Быть может, все действующие лица романа являются порождением его гения и фантазии. Во всяком случае, во второй главе можно обнаружить тайную подсказку.

Поэт-неудачник вспоминает свои пьяные похождения на морском берегу: "Я выливал вино на камни. Ел хлеб. Гули! Гули! Гули! Над ним хохотали чайки. Было смешно. Он смеялся. Оплеван морской водой. Облеплен тиной…"

Выкрик "Гули! Гули!" напоминает о поздней драматической фантазии Михаила Кузмина "Прогулки Гуля" (1924). Думаю, что стоит привести выдержку из пояснения самого Кузмина для готовившейся постановки его сочинения.

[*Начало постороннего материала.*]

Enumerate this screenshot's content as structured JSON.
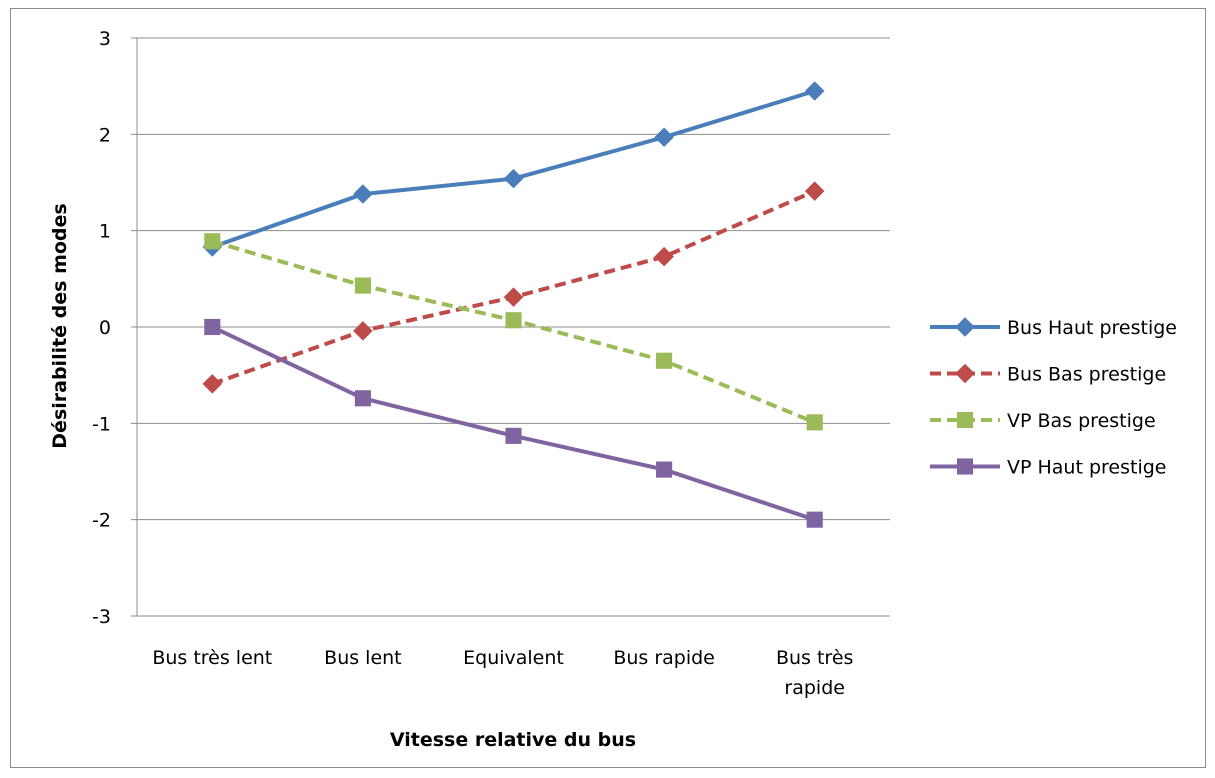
{
  "chart_data": {
    "type": "line",
    "title": "",
    "xlabel": "Vitesse relative du bus",
    "ylabel": "Désirabilité des modes",
    "ylim": [
      -3,
      3
    ],
    "yticks": [
      "3",
      "2",
      "1",
      "0",
      "-1",
      "-2",
      "-3"
    ],
    "categories": [
      "Bus très lent",
      "Bus lent",
      "Equivalent",
      "Bus rapide",
      "Bus très rapide"
    ],
    "category_lines": [
      [
        "Bus très lent"
      ],
      [
        "Bus lent"
      ],
      [
        "Equivalent"
      ],
      [
        "Bus rapide"
      ],
      [
        "Bus très",
        "rapide"
      ]
    ],
    "grid": "horizontal",
    "legend_position": "right",
    "series": [
      {
        "name": "Bus Haut prestige",
        "values": [
          0.83,
          1.38,
          1.54,
          1.97,
          2.45
        ],
        "color": "#4a7ebb",
        "dash": "solid",
        "marker": "diamond"
      },
      {
        "name": "Bus Bas prestige",
        "values": [
          -0.59,
          -0.04,
          0.31,
          0.73,
          1.41
        ],
        "color": "#be4b48",
        "dash": "dashed",
        "marker": "diamond"
      },
      {
        "name": "VP Bas prestige",
        "values": [
          0.89,
          0.43,
          0.07,
          -0.35,
          -0.99
        ],
        "color": "#9bbb59",
        "dash": "dashed",
        "marker": "square"
      },
      {
        "name": "VP Haut prestige",
        "values": [
          0.0,
          -0.74,
          -1.13,
          -1.48,
          -2.0
        ],
        "color": "#8064a2",
        "dash": "solid",
        "marker": "square"
      }
    ]
  }
}
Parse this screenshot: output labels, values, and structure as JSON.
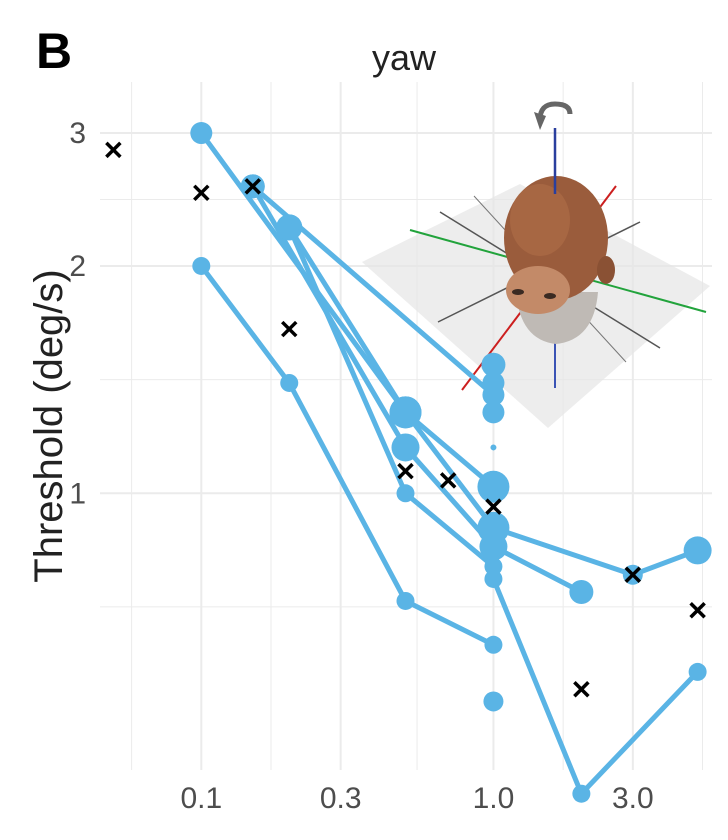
{
  "panel_label": "B",
  "chart_data": {
    "type": "line",
    "title": "yaw",
    "xlabel": "",
    "ylabel": "Threshold (deg/s)",
    "x_scale": "log",
    "y_scale": "log",
    "x_ticks": [
      0.1,
      0.3,
      1.0,
      3.0
    ],
    "x_tick_labels": [
      "0.1",
      "0.3",
      "1.0",
      "3.0"
    ],
    "y_ticks": [
      1,
      2,
      3
    ],
    "y_tick_labels": [
      "1",
      "2",
      "3"
    ],
    "xlim": [
      0.045,
      5.6
    ],
    "ylim": [
      0.43,
      3.4
    ],
    "grid": true,
    "colors": {
      "line": "#5ab4e5",
      "median": "#000000",
      "grid": "#ebebeb"
    },
    "series": [
      {
        "x": [
          0.1,
          0.5,
          1.0,
          3.0,
          5.0
        ],
        "y": [
          3.0,
          1.28,
          0.9,
          0.78,
          0.84
        ],
        "size": [
          11,
          16,
          16,
          10,
          14
        ]
      },
      {
        "x": [
          0.15,
          0.5,
          1.0,
          2.0
        ],
        "y": [
          2.55,
          1.15,
          0.85,
          0.74
        ],
        "size": [
          12,
          14,
          14,
          12
        ]
      },
      {
        "x": [
          0.2,
          0.5,
          1.0
        ],
        "y": [
          2.25,
          1.0,
          0.8
        ],
        "size": [
          13,
          9,
          9
        ]
      },
      {
        "x": [
          0.1,
          0.2,
          0.5,
          1.0
        ],
        "y": [
          2.0,
          1.4,
          0.72,
          0.63
        ],
        "size": [
          9,
          9,
          9,
          9
        ]
      },
      {
        "x": [
          0.2,
          0.5,
          1.0
        ],
        "y": [
          2.25,
          1.28,
          1.02
        ],
        "size": [
          13,
          16,
          16
        ]
      },
      {
        "x": [
          0.15,
          1.0
        ],
        "y": [
          2.55,
          1.35
        ],
        "size": [
          12,
          11
        ]
      },
      {
        "x": [
          1.0,
          2.0,
          5.0
        ],
        "y": [
          0.77,
          0.4,
          0.58
        ],
        "size": [
          9,
          9,
          9
        ]
      }
    ],
    "extra_points": [
      {
        "x": 1.0,
        "y": 1.48,
        "size": 12
      },
      {
        "x": 1.0,
        "y": 1.4,
        "size": 11
      },
      {
        "x": 1.0,
        "y": 1.28,
        "size": 11
      },
      {
        "x": 1.0,
        "y": 1.15,
        "size": 3
      },
      {
        "x": 1.0,
        "y": 0.53,
        "size": 10
      }
    ],
    "median_x": [
      0.05,
      0.1,
      0.15,
      0.2,
      0.5,
      0.7,
      1.0,
      2.0,
      3.0,
      5.0
    ],
    "median_y": [
      2.85,
      2.5,
      2.55,
      1.65,
      1.07,
      1.04,
      0.96,
      0.55,
      0.78,
      0.7
    ]
  }
}
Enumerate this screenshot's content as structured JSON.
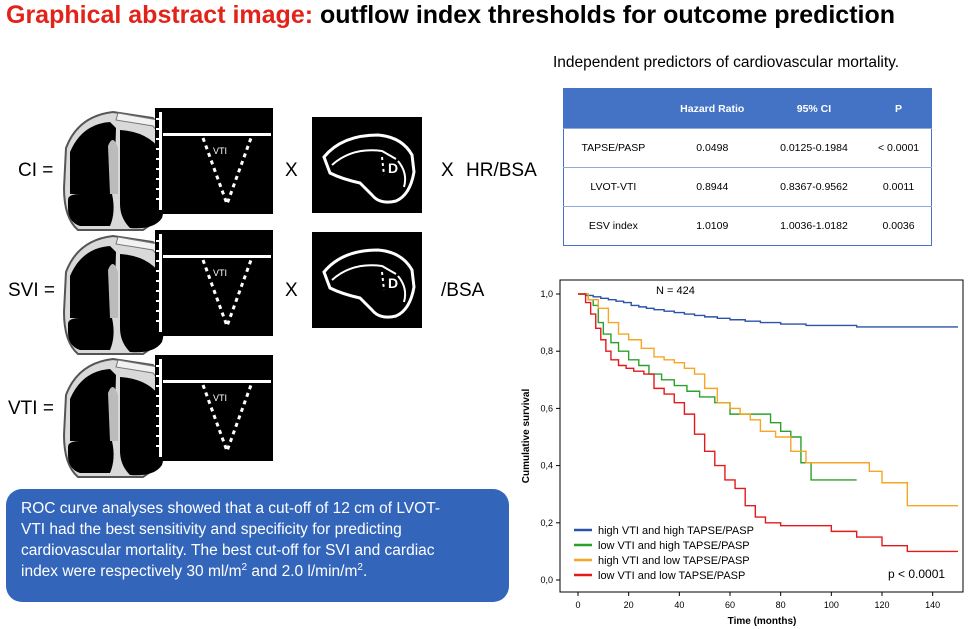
{
  "title": {
    "red": "Graphical abstract image:",
    "black": "outflow index thresholds for outcome prediction"
  },
  "equations": {
    "ci": {
      "label": "CI =",
      "times1": "X",
      "times2": "X",
      "suffix": "HR/BSA"
    },
    "svi": {
      "label": "SVI =",
      "times1": "X",
      "suffix": "/BSA"
    },
    "vti": {
      "label": "VTI ="
    }
  },
  "doppler_label": "VTI",
  "echo_label": "D",
  "table": {
    "caption": "Independent predictors of cardiovascular mortality.",
    "headers": [
      "",
      "Hazard Ratio",
      "95% CI",
      "P"
    ],
    "rows": [
      [
        "TAPSE/PASP",
        "0.0498",
        "0.0125-0.1984",
        "< 0.0001"
      ],
      [
        "LVOT-VTI",
        "0.8944",
        "0.8367-0.9562",
        "0.0011"
      ],
      [
        "ESV index",
        "1.0109",
        "1.0036-1.0182",
        "0.0036"
      ]
    ]
  },
  "roc_box": {
    "line1": "ROC curve analyses showed that a cut-off of 12 cm of LVOT-",
    "line2": "VTI had the best sensitivity and specificity for predicting",
    "line3": "cardiovascular mortality. The best cut-off for SVI and cardiac",
    "line4a": "index were respectively 30 ml/m",
    "sup1": "2",
    "line4b": " and 2.0 l/min/m",
    "sup2": "2",
    "line4c": "."
  },
  "colors": {
    "title_red": "#e2231a",
    "table_header": "#4472c4",
    "roc_box": "#3366bb",
    "series_blue": "#2a52a6",
    "series_green": "#2ca02c",
    "series_orange": "#f5a623",
    "series_red": "#e31a1c"
  },
  "chart_data": {
    "type": "line",
    "step": true,
    "annotation_n": "N = 424",
    "annotation_p": "p < 0.0001",
    "xlabel": "Time (months)",
    "ylabel": "Cumulative survival",
    "xlim": [
      0,
      150
    ],
    "ylim": [
      0,
      1.0
    ],
    "xticks": [
      "0",
      "20",
      "40",
      "60",
      "80",
      "100",
      "120",
      "140"
    ],
    "yticks": [
      "0,0",
      "0,2",
      "0,4",
      "0,6",
      "0,8",
      "1,0"
    ],
    "legend_position": "bottom-left",
    "series": [
      {
        "name": "high VTI and high TAPSE/PASP",
        "color": "#2a52a6",
        "x": [
          0,
          3,
          6,
          9,
          12,
          15,
          18,
          21,
          24,
          27,
          30,
          34,
          38,
          42,
          46,
          50,
          55,
          60,
          66,
          72,
          80,
          90,
          100,
          110,
          120,
          130,
          140,
          150
        ],
        "y": [
          1.0,
          0.995,
          0.99,
          0.985,
          0.98,
          0.975,
          0.97,
          0.96,
          0.955,
          0.95,
          0.945,
          0.94,
          0.935,
          0.93,
          0.925,
          0.92,
          0.915,
          0.91,
          0.905,
          0.9,
          0.895,
          0.89,
          0.89,
          0.885,
          0.885,
          0.885,
          0.885,
          0.885
        ]
      },
      {
        "name": "low VTI and high TAPSE/PASP",
        "color": "#2ca02c",
        "x": [
          0,
          4,
          6,
          8,
          10,
          13,
          16,
          20,
          24,
          28,
          33,
          38,
          43,
          48,
          54,
          60,
          66,
          72,
          76,
          80,
          84,
          88,
          92,
          96,
          100,
          110
        ],
        "y": [
          1.0,
          0.98,
          0.96,
          0.9,
          0.86,
          0.83,
          0.8,
          0.77,
          0.75,
          0.72,
          0.7,
          0.68,
          0.66,
          0.64,
          0.62,
          0.58,
          0.58,
          0.58,
          0.55,
          0.52,
          0.5,
          0.41,
          0.35,
          0.35,
          0.35,
          0.35
        ]
      },
      {
        "name": "high VTI and low TAPSE/PASP",
        "color": "#f5a623",
        "x": [
          0,
          4,
          8,
          12,
          16,
          20,
          25,
          30,
          34,
          38,
          42,
          46,
          50,
          55,
          60,
          64,
          68,
          72,
          78,
          84,
          90,
          96,
          100,
          108,
          115,
          120,
          125,
          130,
          140,
          150
        ],
        "y": [
          1.0,
          0.98,
          0.95,
          0.9,
          0.86,
          0.84,
          0.81,
          0.78,
          0.77,
          0.76,
          0.74,
          0.72,
          0.67,
          0.62,
          0.6,
          0.58,
          0.56,
          0.52,
          0.5,
          0.45,
          0.41,
          0.41,
          0.41,
          0.41,
          0.38,
          0.34,
          0.34,
          0.26,
          0.26,
          0.26
        ]
      },
      {
        "name": "low VTI and low TAPSE/PASP",
        "color": "#e31a1c",
        "x": [
          0,
          3,
          5,
          7,
          9,
          11,
          13,
          16,
          19,
          22,
          26,
          30,
          34,
          38,
          42,
          46,
          50,
          54,
          58,
          62,
          66,
          70,
          74,
          80,
          90,
          100,
          110,
          120,
          130,
          140,
          150
        ],
        "y": [
          1.0,
          0.97,
          0.93,
          0.88,
          0.84,
          0.8,
          0.77,
          0.75,
          0.74,
          0.73,
          0.72,
          0.67,
          0.65,
          0.62,
          0.58,
          0.51,
          0.45,
          0.4,
          0.35,
          0.32,
          0.26,
          0.22,
          0.2,
          0.19,
          0.19,
          0.17,
          0.15,
          0.12,
          0.1,
          0.1,
          0.1
        ]
      }
    ]
  }
}
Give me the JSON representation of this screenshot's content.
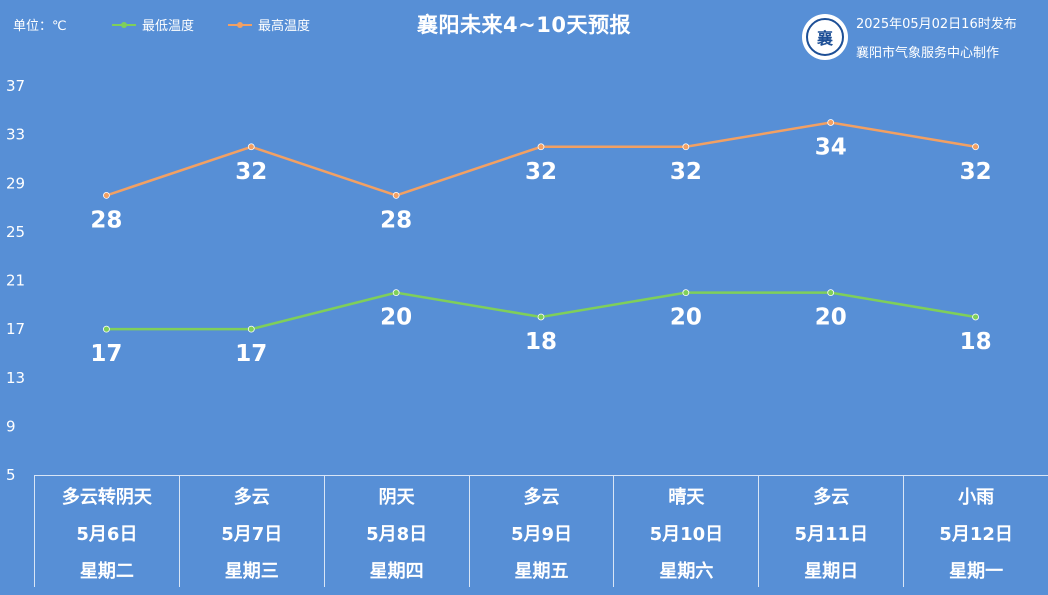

"Прогулки Гуля" имеют темой поиски человеком организующего элемента в жизни, при котором все явления жизни и поступки нашли бы соответственное им место и перспективу. Поиски эти производятся более точной дифференциацией понятий, слов и явлений. Внешнее оформление представляет собою ряд сцен и лирических отрывков, не всегда объединенных условиями времени и пространства, а связанных лишь ассоциацией положений и слов".

Организующим элементом в жизни ивановских персонажей становится мировая культура, прежде всего, европейская словесность. Рассказчик "Аргонавта" словно подхватывает незаконченную работу верной своему призванию Пенелопы и пробует соткать чудесное полотно.

Волшебство в романе – это сегодняшний Язон, мечтающий быть погребенным под обломками марсианского корабля вместе с бутылкой красного чилийского вина, покидающий свою жену, и он же Улисс, всегда возвращающийся домой. И он же – Блум и Стивен, блуждающие по Таллину, реальному и призрачному, в некотором роде, "Городу среди моря" Э. По.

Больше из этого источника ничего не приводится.